Car si les nutritionnistes s’accordent pour souligner l’intérêt des insectes, certains rêvant d’y voir une source de protéine alternative à la viande qui serait moins nocive pour l’environnement, le principal défi, en Occident comme à Bangkok, est de faire oublier leurs préjugés aux consommateurs.

‘Connotation sociale’

En Thaïlande, s’ajoute une difficulté supplémentaire: dans ce pays très clivé entre riches et pauvres, ruraux et pauvres, « manger des insectes, cela a une connotation sociale » de « plat du pauvre », explique Massimo Reverberi, Italien produisant des pâtes à base de farine de criquet en Thaïlande, destinées à l’exportation.

Pas facile du coup pour « Insects in the backyard » de trouver son public à Bangkok, même si certains restaurants incorporent déjà des insectes à leur carte, dont les pâtes de Massimo Reverberi.

Pour Regan Suzuki Pairojmahakij, une Canadienne à l’origine de « Insects in the Backyard » avec des partenaires thaïlandais, ce n’est pas l’argument nutritionnel ou environnemental qui fera changer les mentalités, mais le fait que des chefs se mettent à « créer de la haute cuisine » à base d’insectes.
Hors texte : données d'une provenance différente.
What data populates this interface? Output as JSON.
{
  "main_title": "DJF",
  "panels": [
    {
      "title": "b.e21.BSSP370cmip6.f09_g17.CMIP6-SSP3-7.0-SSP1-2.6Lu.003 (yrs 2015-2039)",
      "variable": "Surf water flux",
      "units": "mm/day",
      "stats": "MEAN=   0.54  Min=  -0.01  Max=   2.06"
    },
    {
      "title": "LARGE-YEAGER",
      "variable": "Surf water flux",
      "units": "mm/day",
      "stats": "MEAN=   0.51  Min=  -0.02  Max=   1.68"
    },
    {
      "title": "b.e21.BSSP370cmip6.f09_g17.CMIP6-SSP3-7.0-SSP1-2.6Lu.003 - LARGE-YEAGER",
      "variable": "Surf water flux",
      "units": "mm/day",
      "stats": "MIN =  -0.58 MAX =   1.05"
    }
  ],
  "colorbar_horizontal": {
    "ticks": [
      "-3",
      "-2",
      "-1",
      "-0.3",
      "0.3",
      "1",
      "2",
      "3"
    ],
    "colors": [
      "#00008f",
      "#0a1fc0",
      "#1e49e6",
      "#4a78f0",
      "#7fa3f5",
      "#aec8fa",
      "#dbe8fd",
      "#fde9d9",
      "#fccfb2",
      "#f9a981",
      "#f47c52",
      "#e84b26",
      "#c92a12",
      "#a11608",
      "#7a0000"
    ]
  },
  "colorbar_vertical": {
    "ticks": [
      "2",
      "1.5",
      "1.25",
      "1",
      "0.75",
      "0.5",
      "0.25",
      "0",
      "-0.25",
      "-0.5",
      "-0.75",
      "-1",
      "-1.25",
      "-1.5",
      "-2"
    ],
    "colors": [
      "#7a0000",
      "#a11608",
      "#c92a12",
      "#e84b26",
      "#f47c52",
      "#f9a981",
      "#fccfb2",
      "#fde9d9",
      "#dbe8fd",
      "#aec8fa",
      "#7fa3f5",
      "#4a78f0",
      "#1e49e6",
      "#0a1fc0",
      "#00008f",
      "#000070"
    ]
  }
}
Ania Bialek, professeure d’anglais de 30 ans habitant à Bangkok, a voulu « tester la version classe » des insectes qu’elle avait déjà goûtés, comme de nombreux touristes, dans le quartier des routards de Bangkok, Khaosarn road, où les vendeurs ambulants d’insectes s’aventurent.

Elle se dit particulièrement séduite par le tiramisu aux vers à soie du chef Thitiwat, qui « ajoutent du croquant » à la crème. « Mais je ne cuisinerais pas moi-même des insectes », dit-elle, sceptique quant à leur généralisation dans l’alimentation mondiale.

Pourtant, le phénomène émerge, notamment en Europe et aux Etats-Unis, avec des start-up commercialisant chips, suppléments alimentaires et même hamburgers aux insectes, comme en Suisse, dans les supermarchés Coop depuis fin août.